Dr. Charles Duncombe's first motion in the House of Assembly (on the 13th December, 1831) was for an address to the Lieut.-Governor urging the setting apart of a sufficient quantity of the public lands of the Province to form a permanent fund for the support and maintenance of common schools. His motion was, however, defeated.
As Dr. Duncombe's motion is of historical interest, so far as the facts which it alleges are concerned, I give some extracts from it. The motion stated:—
"That there is in this Province a very general want of education; that the insufficiency of the Common School Fund to support competent, respectable and well-educated teachers, has degraded common school teaching from a regular business to a mere matter of convenience to transient persons, or common idlers, who often stay but for one season, and leave the schools vacant until they accommodate some other like person, whereby the minds of the youth of this Province are left without due cultivation, or, what is worse, frequently with vulgar, low-bred, vicious and intemperate examples before them in the persons of their monitors," (i.e., teachers).
The motion goes on to say that:—
"If provision were made for the liberal and punctual payment of common school teachers ... the teaching of common schools would soon become a regular and respectable calling, gentlemanly, well-educated persons would not be ashamed to take charge of youth, the schools would be no longer vacant, nor the scholars ignorant. Upper Canada would then form a national character that would command respect abroad and ensure peace, prosperity and happiness at home, perpetuate attachment to British principles and British institutions, and enable posterity to value, as they ought, the inestimable blessings of our glorious constitution."
The motion went on to urge the Lieut.-Governor to represent to the Colonial Secretary the important necessity—in view of the facts cited—of entreating
"That His Majesty, William IV., be graciously pleased to place at the disposal of the Provincial Legislature a portion of the waste lands of the Crown as a permanent fund for the support of common schools within the same."
Dr. Charles Duncombe, with a prescience of the future, and of the necessities of the case, (which were not then recognized, nor for many years afterwards,) strongly urged, as did other members of the Assembly, that at least one million acres of the "waste lands" of the Province should be set apart for the support of common schools.[34]
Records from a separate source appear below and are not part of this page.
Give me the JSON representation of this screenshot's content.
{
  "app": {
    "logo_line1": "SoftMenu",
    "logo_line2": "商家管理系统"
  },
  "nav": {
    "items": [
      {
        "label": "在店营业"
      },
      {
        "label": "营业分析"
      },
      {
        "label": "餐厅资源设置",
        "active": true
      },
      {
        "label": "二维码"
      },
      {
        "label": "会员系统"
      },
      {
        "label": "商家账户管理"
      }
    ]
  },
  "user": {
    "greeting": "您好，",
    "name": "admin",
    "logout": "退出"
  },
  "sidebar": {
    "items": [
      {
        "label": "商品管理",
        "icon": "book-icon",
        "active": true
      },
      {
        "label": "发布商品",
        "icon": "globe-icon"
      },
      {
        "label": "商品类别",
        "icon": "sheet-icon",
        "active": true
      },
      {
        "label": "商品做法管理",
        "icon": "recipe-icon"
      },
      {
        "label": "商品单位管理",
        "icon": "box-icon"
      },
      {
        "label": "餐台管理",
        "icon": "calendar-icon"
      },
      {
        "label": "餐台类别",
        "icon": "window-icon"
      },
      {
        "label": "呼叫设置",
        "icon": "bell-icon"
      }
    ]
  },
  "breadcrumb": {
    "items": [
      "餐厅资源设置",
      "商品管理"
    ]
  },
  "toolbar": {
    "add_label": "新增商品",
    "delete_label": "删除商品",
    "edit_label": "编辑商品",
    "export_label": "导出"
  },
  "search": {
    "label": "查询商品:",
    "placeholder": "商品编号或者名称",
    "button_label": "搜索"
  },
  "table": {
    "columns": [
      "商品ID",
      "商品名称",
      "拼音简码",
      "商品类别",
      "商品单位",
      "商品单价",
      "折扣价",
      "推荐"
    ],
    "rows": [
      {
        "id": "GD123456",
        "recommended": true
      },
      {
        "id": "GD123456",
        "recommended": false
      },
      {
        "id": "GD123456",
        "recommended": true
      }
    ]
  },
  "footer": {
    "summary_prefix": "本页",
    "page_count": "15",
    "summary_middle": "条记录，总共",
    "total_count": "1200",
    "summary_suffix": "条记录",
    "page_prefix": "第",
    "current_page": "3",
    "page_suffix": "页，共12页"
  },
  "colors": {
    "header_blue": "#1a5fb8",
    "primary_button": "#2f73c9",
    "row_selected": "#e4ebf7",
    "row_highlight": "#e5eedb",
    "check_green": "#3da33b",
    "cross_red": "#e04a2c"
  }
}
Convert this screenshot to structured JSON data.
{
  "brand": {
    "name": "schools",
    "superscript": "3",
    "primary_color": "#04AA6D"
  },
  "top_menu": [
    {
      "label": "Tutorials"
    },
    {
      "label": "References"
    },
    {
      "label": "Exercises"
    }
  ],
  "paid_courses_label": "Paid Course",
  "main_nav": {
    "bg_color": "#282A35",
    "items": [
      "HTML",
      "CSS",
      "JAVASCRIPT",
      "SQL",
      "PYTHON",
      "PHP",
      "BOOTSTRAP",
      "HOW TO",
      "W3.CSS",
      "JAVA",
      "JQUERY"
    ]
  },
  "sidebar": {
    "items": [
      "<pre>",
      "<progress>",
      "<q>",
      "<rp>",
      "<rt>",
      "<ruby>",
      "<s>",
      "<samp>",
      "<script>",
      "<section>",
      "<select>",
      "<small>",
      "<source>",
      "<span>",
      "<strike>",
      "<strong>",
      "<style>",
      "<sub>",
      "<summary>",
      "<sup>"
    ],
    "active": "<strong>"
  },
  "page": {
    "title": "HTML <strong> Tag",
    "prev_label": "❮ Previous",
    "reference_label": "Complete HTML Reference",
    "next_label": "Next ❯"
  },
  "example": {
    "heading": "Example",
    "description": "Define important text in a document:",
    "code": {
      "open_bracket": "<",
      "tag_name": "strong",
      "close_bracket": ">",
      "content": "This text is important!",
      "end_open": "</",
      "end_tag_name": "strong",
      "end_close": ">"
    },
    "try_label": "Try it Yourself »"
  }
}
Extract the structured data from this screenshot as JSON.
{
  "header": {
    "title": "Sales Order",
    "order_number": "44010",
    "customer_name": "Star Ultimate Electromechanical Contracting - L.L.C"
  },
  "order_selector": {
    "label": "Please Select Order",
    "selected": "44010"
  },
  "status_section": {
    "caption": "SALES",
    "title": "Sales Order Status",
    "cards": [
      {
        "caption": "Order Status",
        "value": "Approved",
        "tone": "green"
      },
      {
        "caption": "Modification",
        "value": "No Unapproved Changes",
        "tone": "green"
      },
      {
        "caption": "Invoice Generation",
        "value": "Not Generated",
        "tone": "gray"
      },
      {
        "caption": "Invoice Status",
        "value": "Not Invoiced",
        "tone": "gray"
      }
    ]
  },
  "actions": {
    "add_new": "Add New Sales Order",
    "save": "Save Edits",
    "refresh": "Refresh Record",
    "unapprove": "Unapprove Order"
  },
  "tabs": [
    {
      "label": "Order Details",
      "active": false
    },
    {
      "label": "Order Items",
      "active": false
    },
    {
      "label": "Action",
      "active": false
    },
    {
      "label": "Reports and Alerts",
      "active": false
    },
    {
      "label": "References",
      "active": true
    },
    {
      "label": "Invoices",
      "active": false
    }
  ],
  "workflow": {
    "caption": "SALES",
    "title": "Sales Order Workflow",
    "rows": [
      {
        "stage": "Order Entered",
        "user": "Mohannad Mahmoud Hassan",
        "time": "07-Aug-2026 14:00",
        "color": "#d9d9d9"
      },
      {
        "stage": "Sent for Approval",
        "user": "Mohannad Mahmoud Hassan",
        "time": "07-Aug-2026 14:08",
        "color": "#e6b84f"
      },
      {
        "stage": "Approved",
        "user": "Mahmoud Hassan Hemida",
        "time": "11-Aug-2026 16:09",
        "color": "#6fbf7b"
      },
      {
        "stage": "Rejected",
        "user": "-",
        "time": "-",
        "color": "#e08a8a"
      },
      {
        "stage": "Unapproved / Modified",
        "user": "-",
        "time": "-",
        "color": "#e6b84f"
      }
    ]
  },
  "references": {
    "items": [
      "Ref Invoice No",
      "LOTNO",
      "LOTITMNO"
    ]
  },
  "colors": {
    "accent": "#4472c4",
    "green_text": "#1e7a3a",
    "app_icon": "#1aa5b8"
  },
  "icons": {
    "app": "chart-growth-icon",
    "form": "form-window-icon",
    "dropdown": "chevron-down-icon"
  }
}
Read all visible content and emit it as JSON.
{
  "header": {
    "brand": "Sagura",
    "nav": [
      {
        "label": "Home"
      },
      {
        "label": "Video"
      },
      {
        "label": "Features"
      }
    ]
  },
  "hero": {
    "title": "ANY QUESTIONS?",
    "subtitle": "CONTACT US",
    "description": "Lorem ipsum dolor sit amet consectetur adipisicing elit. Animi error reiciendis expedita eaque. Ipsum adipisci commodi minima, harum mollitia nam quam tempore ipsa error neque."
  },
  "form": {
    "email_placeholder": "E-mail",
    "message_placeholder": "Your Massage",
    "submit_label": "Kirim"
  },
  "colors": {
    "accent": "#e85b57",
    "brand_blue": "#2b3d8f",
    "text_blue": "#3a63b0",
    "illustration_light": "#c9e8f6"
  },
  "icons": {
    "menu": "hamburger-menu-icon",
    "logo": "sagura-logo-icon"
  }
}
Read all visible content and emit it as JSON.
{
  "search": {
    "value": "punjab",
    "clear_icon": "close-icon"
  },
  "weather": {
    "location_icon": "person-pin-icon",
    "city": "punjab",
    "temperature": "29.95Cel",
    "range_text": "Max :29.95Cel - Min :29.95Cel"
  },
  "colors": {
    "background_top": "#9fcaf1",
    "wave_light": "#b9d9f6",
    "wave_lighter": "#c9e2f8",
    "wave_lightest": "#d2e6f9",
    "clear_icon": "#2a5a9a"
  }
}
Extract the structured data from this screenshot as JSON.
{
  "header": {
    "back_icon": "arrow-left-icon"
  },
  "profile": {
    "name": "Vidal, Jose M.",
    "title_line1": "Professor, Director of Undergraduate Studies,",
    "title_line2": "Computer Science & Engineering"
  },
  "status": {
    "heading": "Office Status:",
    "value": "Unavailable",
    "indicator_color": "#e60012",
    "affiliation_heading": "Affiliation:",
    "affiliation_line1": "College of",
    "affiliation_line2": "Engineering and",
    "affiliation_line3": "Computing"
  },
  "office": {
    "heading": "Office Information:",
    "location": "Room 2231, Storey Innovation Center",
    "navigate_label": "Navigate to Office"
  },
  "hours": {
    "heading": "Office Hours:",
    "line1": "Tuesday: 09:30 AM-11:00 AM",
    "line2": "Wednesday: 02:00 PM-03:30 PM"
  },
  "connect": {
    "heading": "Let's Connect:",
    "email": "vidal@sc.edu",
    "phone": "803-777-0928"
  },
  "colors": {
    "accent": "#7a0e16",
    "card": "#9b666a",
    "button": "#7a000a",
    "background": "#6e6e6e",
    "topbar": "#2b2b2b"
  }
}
The motion was negatived. Dr. Duncombe was, however, determined not to be beaten. Mr. David Burn and other friends of his in the county of Oxford—no doubt on his suggestion—got up a petition to the Legislature on the subject, and on the 21st December—a week after his motion was defeated—Dr. Duncombe read this petition and had it referred to a select committee for report thereon.
On the 26th December an elaborate report on the petition was brought in by Dr. Duncombe himself, as chairman of the committee. In that report the whole subject was gone into fully, and a scheme elaborated by which the 1,000,000 acres of land were proposed to be hypothecated in advance, so that by the issue of debentures for $500,000, redeemable in ten, fifteen and twenty years, a sufficient sum would be at once realized on the prospective value of these lands to form a permanent fund for the support of common schools.
This report (as did the rejected motion) placed on record a few facts and principles which are interesting in the light of to-day. The report stated that—
"The common schools of this Province are generally in so deplorable a state that they scarcely deserve the name of schools."
It recommended that the common school law of the Province be so amended that hereafter the school grant be paid only to—
"Organized schools, taught by a person who had a certificate from the District Board of Education, or school inspector, of his or her ability to teach a common school."
It also urged that the Common School Fund should be large enough, with the local contributions, to provide an ample stipend for good teachers, instead of "transient persons" and "common idlers" then so often employed as teachers—
"So that common school teaching, instead of being a mere matter of convenience to transient persons, or common idlers, would become a regular, respectable business in the hands of gentlemanly, well-educated persons. For surely the foundation of the minds of our children (on which must depend the happiness or misery we are to enjoy with them) and their own success in life, is a business worthy to be respectable, worthy of the patronage of men in the highest walks of life."
The report then laid down an important principle in regard to the necessity for a certain and permanent endowment for public education. It said:—
"Funds and appropriation for the support of education should be permanent. They should not depend upon the annual vote of the Legislature, nor on any other casualty that might, by possibility fail, and thereby check the regular progress of education."
Dr. Duncombe, in stating this principle, had no doubt in view the example (then well known) of the fickleness of the Legislature in the matter of school grants. In 1816 the vote for the support of common schools was $24,000. In three subsequent years the same vote was repeated; but, in 1820, it was reduced to $10,000—closing schools here and there all over the Province, and inflicting grievous hardship on many worthy (and, in the language of the day and of the report, unworthy) teachers. This miserable state of things continued for many years, and, as I stated on this subject in 1863—
"Thus ebbed and flowed, without a master hand to stay the current, that tide which, in other lands, is regarded as the nation's life's blood; and thus was permitted to ensue that state of living death by which Upper Canada, in the significant and popular metaphor of the day was likened to a 'girdled tree,' destitute alike of life, of beauty, or of stately growth."[35]
No wonder that in these degenerate days the young men, with stirrings within them of noble impulses and patriotic devotion to their country, should have been compelled to depend upon themselves for intellectual enlightenment and advancement. The flippant sneer of many persons of to-day at such "self-made" men is unworthy of those who enjoy the advantages which these self-made men laboured to secure. They belonged to that noble band of pioneers, who achieved for us the civil and religious freedom which we now so richly enjoy. All honour to them, therefore!